Simon Willison’s Weblog: State-of-the-art text embedding via the Gemini API

Source URL: https://simonwillison.net/2025/Mar/7/gemini-embeddings/#atom-everything
Source: Simon Willison’s Weblog
Title: State-of-the-art text embedding via the Gemini API

Feedly Summary: State-of-the-art text embedding via the Gemini API
Gemini just released their new text embedding model, with the snappy name gemini-embedding-exp-03-07. It supports 8,000 input tokens – up from 3,000 – and outputs vectors that are a lot larger than their previous text-embedding-004 model – that one output size 768 vectors, the new model outputs 3072.
Storing that many floating point numbers for each embedded record can use a lot of space. thankfully, the new model supports Matryoshka Representation Learning – this means you can simply truncate the vectors to trade accuracy for storage.
I added support for the new model in llm-gemini 0.14. LLM doesn’t yet have direct support for Matryoshka truncation so I instead registered different truncated sizes of the model under different IDs: gemini-embedding-exp-03-07-2048, gemini-embedding-exp-03-07-1024, gemini-embedding-exp-03-07-512, gemini-embedding-exp-03-07-256, gemini-embedding-exp-03-07-128.
The model is currently free while it is in preview, but comes with a strict rate limit – 5 requests per minute and just 100 requests a day. I quickly tripped those limits while testing out the new model – I hope they can bump those up soon.
Via @officiallogank
Tags: embeddings, gemini, ai, google, llm

AI Summary and Description: Yes

Summary: The release of Gemini’s new text embedding model, gemini-embedding-exp-03-07, significantly enhances the capabilities of AI-driven applications by increasing input token support and output vector dimensions. This advancement, combined with the innovative Matryoshka Representation Learning for efficient storage, presents important considerations for developers in AI and cloud computing.
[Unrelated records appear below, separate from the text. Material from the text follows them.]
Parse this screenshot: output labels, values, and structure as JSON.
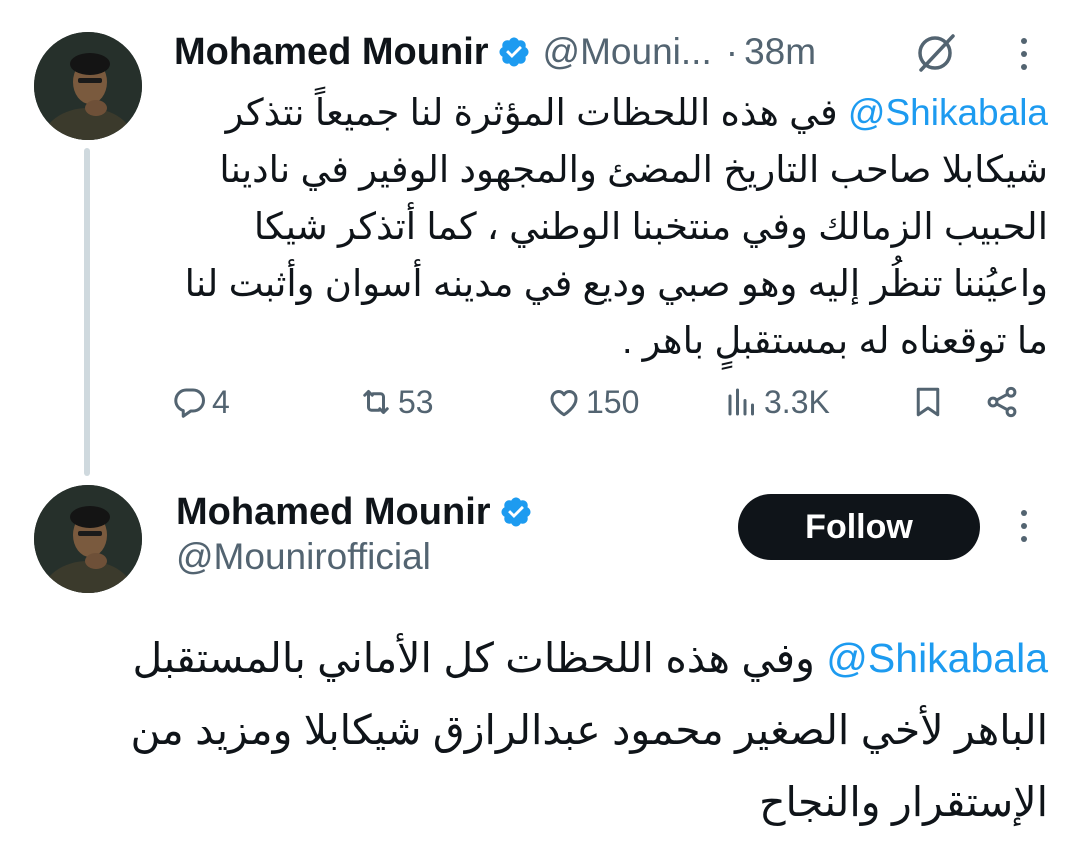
{
  "tweet1": {
    "display_name": "Mohamed Mounir",
    "handle": "@Mouni...",
    "separator": "·",
    "time": "38m",
    "mention": "@Shikabala",
    "text_after_mention": " في هذه اللحظات المؤثرة لنا جميعاً نتذكر شيكابلا صاحب التاريخ المضئ والمجهود الوفير في نادينا الحبيب الزمالك وفي منتخبنا الوطني ، كما أتذكر شيكا واعيُننا تنظُر إليه وهو صبي وديع في مدينه أسوان وأثبت لنا ما توقعناه له بمستقبلٍ باهر .",
    "actions": {
      "replies": "4",
      "retweets": "53",
      "likes": "150",
      "views": "3.3K"
    }
  },
  "tweet2": {
    "display_name": "Mohamed Mounir",
    "handle": "@Mounirofficial",
    "follow_label": "Follow",
    "mention": "@Shikabala",
    "text_after_mention": " وفي هذه اللحظات كل الأماني بالمستقبل الباهر لأخي الصغير محمود عبدالرازق شيكابلا ومزيد من الإستقرار والنجاح"
  },
  "icons": {
    "verified": "verified-badge-icon",
    "grok": "grok-icon",
    "more": "more-vertical-icon",
    "reply": "reply-icon",
    "retweet": "retweet-icon",
    "like": "heart-icon",
    "views": "views-icon",
    "bookmark": "bookmark-icon",
    "share": "share-icon"
  },
  "colors": {
    "accent": "#1d9bf0",
    "text": "#0f1419",
    "muted": "#536471",
    "follow_bg": "#0f1419"
  }
}
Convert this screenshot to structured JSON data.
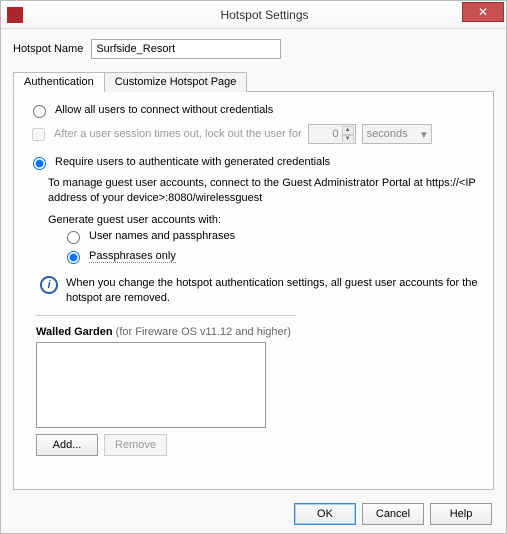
{
  "window": {
    "title": "Hotspot Settings",
    "close_glyph": "✕"
  },
  "hotspot_name": {
    "label": "Hotspot Name",
    "value": "Surfside_Resort"
  },
  "tabs": {
    "auth": "Authentication",
    "customize": "Customize Hotspot Page"
  },
  "auth": {
    "allow_all_label": "Allow all users to connect without credentials",
    "lockout_prefix": "After a user session times out, lock out the user for",
    "lockout_value": "0",
    "lockout_unit": "seconds",
    "require_label": "Require users to authenticate with generated credentials",
    "mgmt_note": "To manage guest user accounts, connect to the Guest Administrator Portal at https://<IP address of your device>:8080/wirelessguest",
    "generate_label": "Generate guest user accounts with:",
    "opt_user_pass": "User names and passphrases",
    "opt_pass_only": "Passphrases only",
    "info_note": "When you change the hotspot authentication settings, all guest user accounts for the hotspot are removed."
  },
  "walled_garden": {
    "label": "Walled Garden",
    "sublabel": "(for Fireware OS v11.12 and higher)",
    "add_label": "Add...",
    "remove_label": "Remove"
  },
  "dialog_buttons": {
    "ok": "OK",
    "cancel": "Cancel",
    "help": "Help"
  }
}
Detailed Description: The announcement of the new text embedding model through the Gemini API showcases advancements in AI technology that may impact various applications and industries. Here are the key points:

– **Enhanced Capacity**: The new model supports 8,000 input tokens, up from the previous limit of 3,000, allowing for more comprehensive text processing.
– **Improved Output Vectors**: The model’s output size has increased from 768 vectors in the prior version to 3072 in the new version, indicating an enhancement in the model’s capability to represent textual information accurately.
– **Storage Efficiency**: With the increased size of embedded records, there are concerns about storage. The model introduces Matryoshka Representation Learning, which allows users to truncate vectors. This means they can choose to reduce vector size to save space, albeit at the cost of some accuracy.
– **LLM Integration**: Support for the new model has been added in llm-gemini version 0.14. Although direct support for Matryoshka truncation isn’t available yet, truncated sizes are registered under unique IDs for easier access and use.
– **Testing Limitations**: Currently, the model is available in a preview phase with usage limits set to five requests per minute and a maximum of 100 requests per day, which may hinder extensive testing and adoption during the initial rollout.
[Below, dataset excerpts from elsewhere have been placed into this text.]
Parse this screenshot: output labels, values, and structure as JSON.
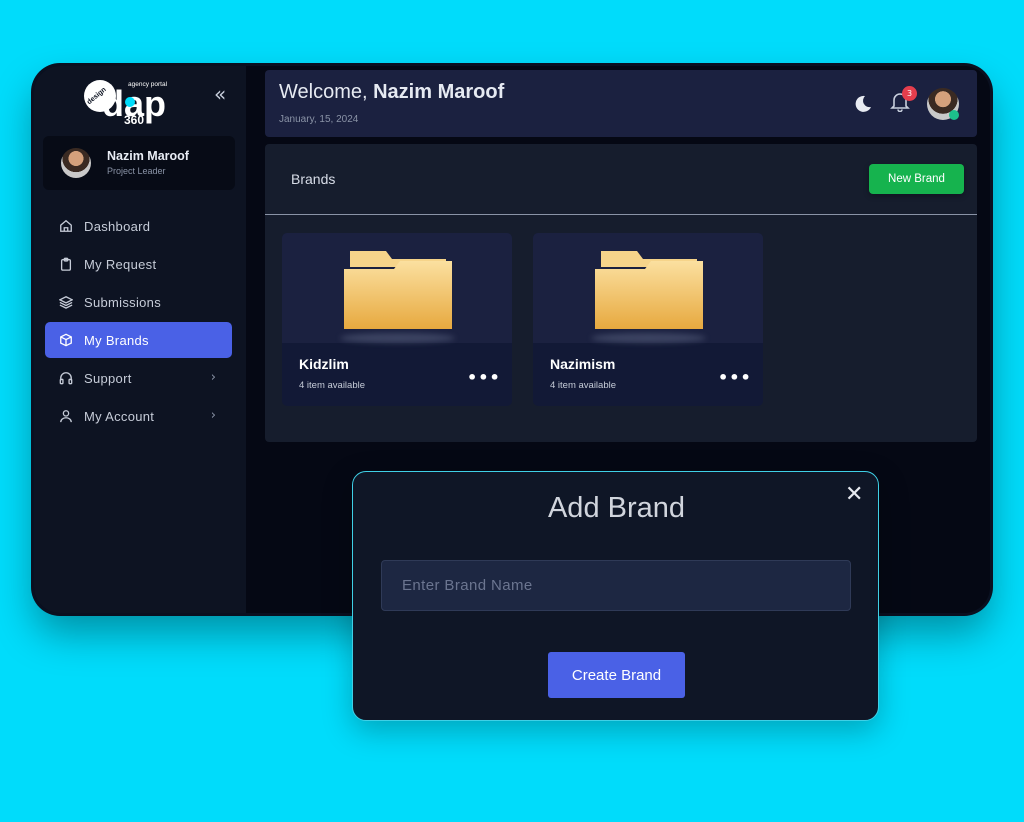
{
  "app": {
    "logo_main": "dap",
    "logo_design": "design",
    "logo_portal": "agency portal",
    "logo_num": "360",
    "collapse_glyph": "«"
  },
  "user": {
    "name": "Nazim Maroof",
    "role": "Project Leader"
  },
  "sidebar": {
    "items": [
      {
        "label": "Dashboard",
        "icon": "home-icon",
        "active": false,
        "has_chevron": false
      },
      {
        "label": "My Request",
        "icon": "clipboard-icon",
        "active": false,
        "has_chevron": false
      },
      {
        "label": "Submissions",
        "icon": "layers-icon",
        "active": false,
        "has_chevron": false
      },
      {
        "label": "My Brands",
        "icon": "cube-icon",
        "active": true,
        "has_chevron": false
      },
      {
        "label": "Support",
        "icon": "headphones-icon",
        "active": false,
        "has_chevron": true
      },
      {
        "label": "My Account",
        "icon": "user-icon",
        "active": false,
        "has_chevron": true
      }
    ],
    "chevron_glyph": "›"
  },
  "header": {
    "welcome_prefix": "Welcome, ",
    "welcome_name": "Nazim Maroof",
    "date": "January, 15, 2024",
    "notification_count": "3"
  },
  "brands_panel": {
    "title": "Brands",
    "new_button_label": "New Brand",
    "cards": [
      {
        "name": "Kidzlim",
        "count": "4 item available"
      },
      {
        "name": "Nazimism",
        "count": "4 item available"
      }
    ],
    "more_glyph": "•••"
  },
  "modal": {
    "title": "Add Brand",
    "close_glyph": "✕",
    "input_placeholder": "Enter Brand Name",
    "input_value": "",
    "submit_label": "Create Brand"
  },
  "colors": {
    "background": "#00dcfb",
    "accent": "#4a61e6",
    "success": "#16b34e",
    "badge": "#e53e4d",
    "folder": "#f3c56b"
  }
}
These advancements reflect the ongoing evolution in AI and cloud computing, particularly in the management of data embeddings, which is essential for developing applications in natural language processing, machine learning, and AI-based systems. Professionals in these fields should stay informed on such developments to leverage the full potential of new technologies while considering the implications of storage and accuracy.